Overlay a curve on a histogram in SAS

0

In a previous article, I showed how to overlay a density estimate on a histogram by using the Graph Template Language (GTL). However, a SAS programmer asked how to overlay a curve on a histogram when the curve is not a density estimate. In this case, the vertical axis for the curve is different than the vertical axis for the histogram. You cannot overlay a histogram and a curve in PROC SGPLOT because they are not compatible plot types. However, you can overlay the components by using GTL.

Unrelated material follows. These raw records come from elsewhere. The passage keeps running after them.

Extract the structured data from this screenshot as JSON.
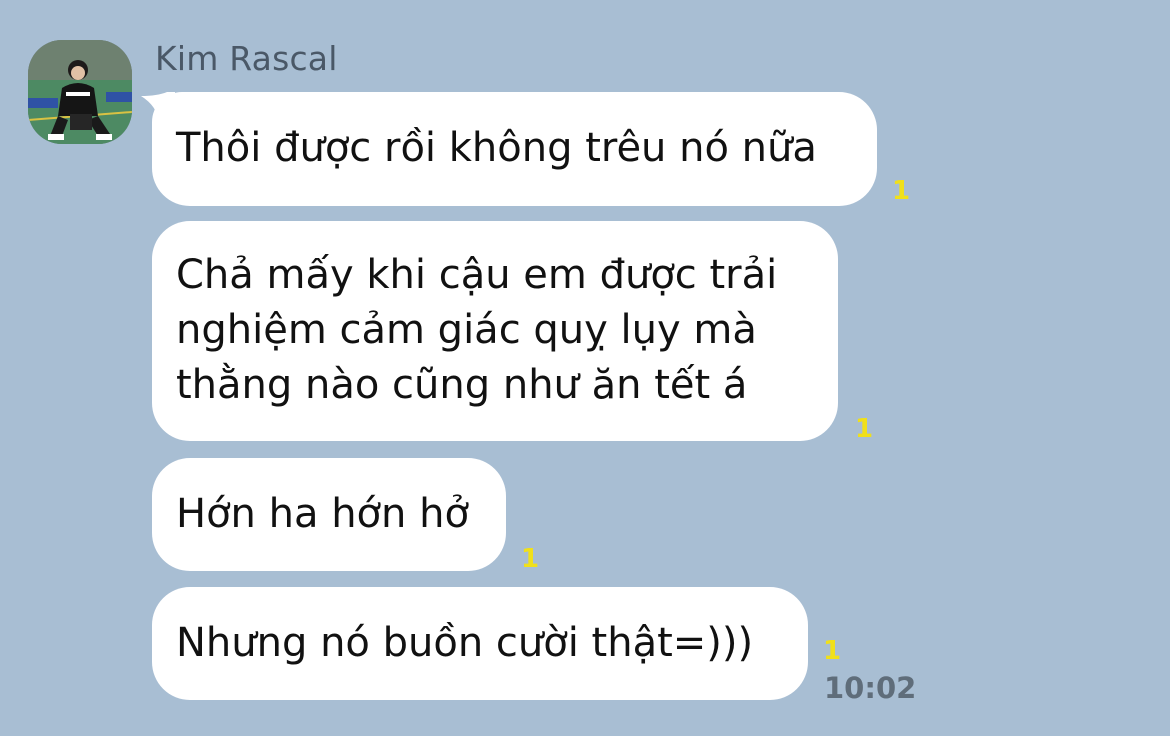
{
  "sender": {
    "name": "Kim Rascal",
    "avatar_icon": "profile-photo-icon"
  },
  "messages": [
    {
      "text": "Thôi được rồi không trêu nó nữa",
      "unread": "1"
    },
    {
      "text": "Chả mấy khi cậu em được trải\nnghiệm cảm giác quỵ lụy mà\nthằng nào cũng như ăn tết á",
      "unread": "1"
    },
    {
      "text": "Hớn ha hớn hở",
      "unread": "1"
    },
    {
      "text": "Nhưng nó buồn cười thật=)))",
      "unread": "1"
    }
  ],
  "last_timestamp": "10:02",
  "colors": {
    "background": "#a8bed3",
    "bubble": "#ffffff",
    "unread": "#f0e01a",
    "timestamp": "#5f6d7a",
    "name": "#4a5867"
  }
}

A fundamental rule of consulting is to understand the needs of the client. The best solution to the problem might be one that the client did not originally envision. In this article, I solve the programmer's problem in three different ways:

  • Create a two-panel display in which the curve is in the upper panel, and the histogram is in the lower panel. This solution uses a lattice layout in GTL. An example is shown to the right. The programmer did not ask for this display, but I think it is the clearest way to visualize the data.
  • Use GTL to overlay the curve and histogram in a one-panel graph. The vertical axis of the histogram is the YAXIS and the vertical axis of the curve is the Y2AXIS, which has a different scale. This solution requires GTL because a histogram and curve are not compatible plot types.
  • Use PROC SGPLOT to overlay the curve and a pre-computed depiction of the histogram. To work around the issue of compatibility, you can pre-compute the bin locations and bin heights, then use a high-low plot to emulate the look of a histogram. Because a curve and a high-low plot are compatible plot types, the overlay can be accomplished in PROC SGPLOT. I learned this trick from KSharp on the SAS Support Communities.

The data for the graph

To illustrate the problem and solution, let's use data from the Sashelp.Cars data set. Let the Horsepower of the vehicles be the X variable. Let the manufacturer's suggested retail price (MSRP) be the Y variable. For the curve, use a nonlinear prediction of Y as a function of X. The following SAS DATA step extracts the data. A call to PROC SORT sorts the data according to X. A call to PROC SGPLOT creates the histogram of the X variable. You can use PROC GLM to graph the predicted Y values against X.

%let DSName = Have;
%let XName = Horsepower;
%let YName = MSRP;
 
data &DSName;
set Sashelp.cars;
MSRP = MSRP / 1000;  /* Manufacturer's suggested retail price, in thousands */
label MSRP = "MSRP (thousands)";
keep Model Make Horsepower MSRP;
run;
proc sort data=&DSName; by &XName; run;
 
title "Histogram of &XName";
proc sgplot data=&DSName;
   histogram &XName / scale=percent; /* or use SCALE=COUNT */
run;
 
/* fit the regression model and write Pred to data set */
proc glm data=&DSName plots=FitPlot(noclm nocli);
   model &YName = &XName &XName*&XName;
   output out=CurveOut(keep=&XName &YName Pred) predicted=Pred;
quit;

To goal of the subsequent sections is to combine the histogram and the predicted curve in a single graph that aligns the X axis.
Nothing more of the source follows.